Мертенс встает, теперь он чувствует себя лучше, ясность составляет одну из основ его жизни. Он зажигает потушенные лампы, свечи на рояле, ночник. Выпивает рюмку-другую французского ликера, который хранит для гостей; ликер приятен на вкус. Затем собирает в одно место вещи, которыми запасся раньше; вынимает из открытого ящика письменного стола матово-черный казенный револьвер новейшей системы; на блестящей доске стола раскладывает трубочки с ядовитыми снотворными средствами, которые ом постепенно собрал. В Германии их можно получить только по рецепту врача, во Франции гражданину предоставляют больше свободы в выборе способа самоубийства. Как прусский офицер, он обязан выбрать револьвер: если уж умирать, то сообразно чину и званию. Но как человеку и интеллигенту, не расположенному к грубому насилию и разрушению, ему гораздо более по душе яд. Сын знаменитого отца, он в течение всей жизни слишком многим поступался, молчаливо пребывая в тени отцовской славы. Надо ли и сейчас, в последний раз, считаться с традициями и поступить так, как этого требует его происхождение? Или в этом последнем из всех человеческих действий он может следовать собственному убеждению и вкусам? Поставить вопрос — значит ответить на него. Если бы он меньше считался с окружающими, был бы менее послушным сыном, менее чувствительным ко всяким влияниям среды, если бы он храбро вступил в борьбу с ней, как иные друзья его юности, — кто знает, как протекала бы его жизнь, завершилась ли бы она теперь, здесь, таким безмолвным концом?

Велика была Диана эфесская, велика и праматерь Кибелла; но велика также услада музыки, эта таинственная изначальная сила бытия, выраженная в замечательных числовых соотношениях между путями планет, мировая гармония тех простых мер и пропорций, которыми только и можно измерить непознаваемое.

Если поближе ознакомиться с высказываниями физиков, то все сводится к колебательным движениям неведомого эфира, к его основным силовым полям, которые в свою очередь превращают массы и тела в вибрирующую нематериальную, следовательно духовную субстанцию. Почему же в таком случае не в нечто, очень родственное музыке? Почему не в самую музыку? Разве в основе этого удивительного сочетания звучащих воздушных волн, вибрирующих стальных струн, дополняющих друг друга пропорций не лежит нечто, уже не имеющее ничего общего со звуком и воздухом? Разве, ощутив сущность музыки и растворяясь в ней, не приближаешься тем самым к тайнам высшей математики? Физике предстоит большое будущее. Он это чувствует, хотя не все понимает в ней. И, может быть, с помощью уха, еще целиком погруженного в органическую материю, возможно иногда почуять, что пределы мира развернулись до звезд, иных звезд, лучших миров, о которых поэт, указывая на ночное небо, сказал: «Они — как диски золотой чеканки, и песней ангелов звучит любой из них».

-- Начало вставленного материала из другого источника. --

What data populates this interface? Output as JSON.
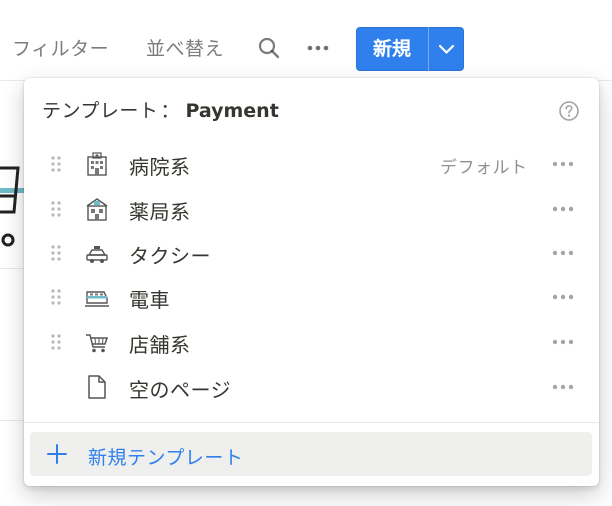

Как бы то ни было, он уже знает, как удалится в небытие. Он удалится на крыльях музыки. Он поставит на рояль усыпляющий напиток и будет пить его, как бы по рассеянности, когда ему захочется. Наслаждением перед самой смертью, проникновением в мир непознанных созвучий и гармоний — вот чем будет его уход из жизни. И пусть вратами к этому прозвучат те звуки, которые он любит больше всех, потому что они мрачны, противоречивы и вместе с тем новы и прекрасны: ля-минорный квартет Брамса.

Рояль, поставленный у него в квартире, — парижский старый инструмент; порой чуть-чуть стеклянные тона, но в общем звук мягкий, благородный. Мертенс разводит питье горячей водой, взятой из термоса, долго помешивает. Он вспоминает о своих племянниках, которым оставляет почти все свое земное достояние; об убогой библиотеке маленького университета, где он провел несколько счастливых месяцев у подножия мало исхоженных гор; благодаря ценному дару — мертенсовским книгам — библиотека вдруг станет важным центром; там будут изучать историю права и развитие юридических теорий. Еще разные мысли мелькают у него в голове. Вот будь у него опыт и ловкость, он мог бы очень хорошо приспособить печурку для выделения углекислоты, что совсем избавило бы его от необходимости активных действий. Ладно, усмехается он, в другой раз! Затем он открывает нотную тетрадь — квартеты Брамса, аранжированные для рояля, — и начинает играть. Звуки мягко льются сквозь окна тихого дома, иной прохожий подымает на мгновение голову, кто-то даже останавливается, но погода, холодная, сырая и неприветливая, гонит их дальше.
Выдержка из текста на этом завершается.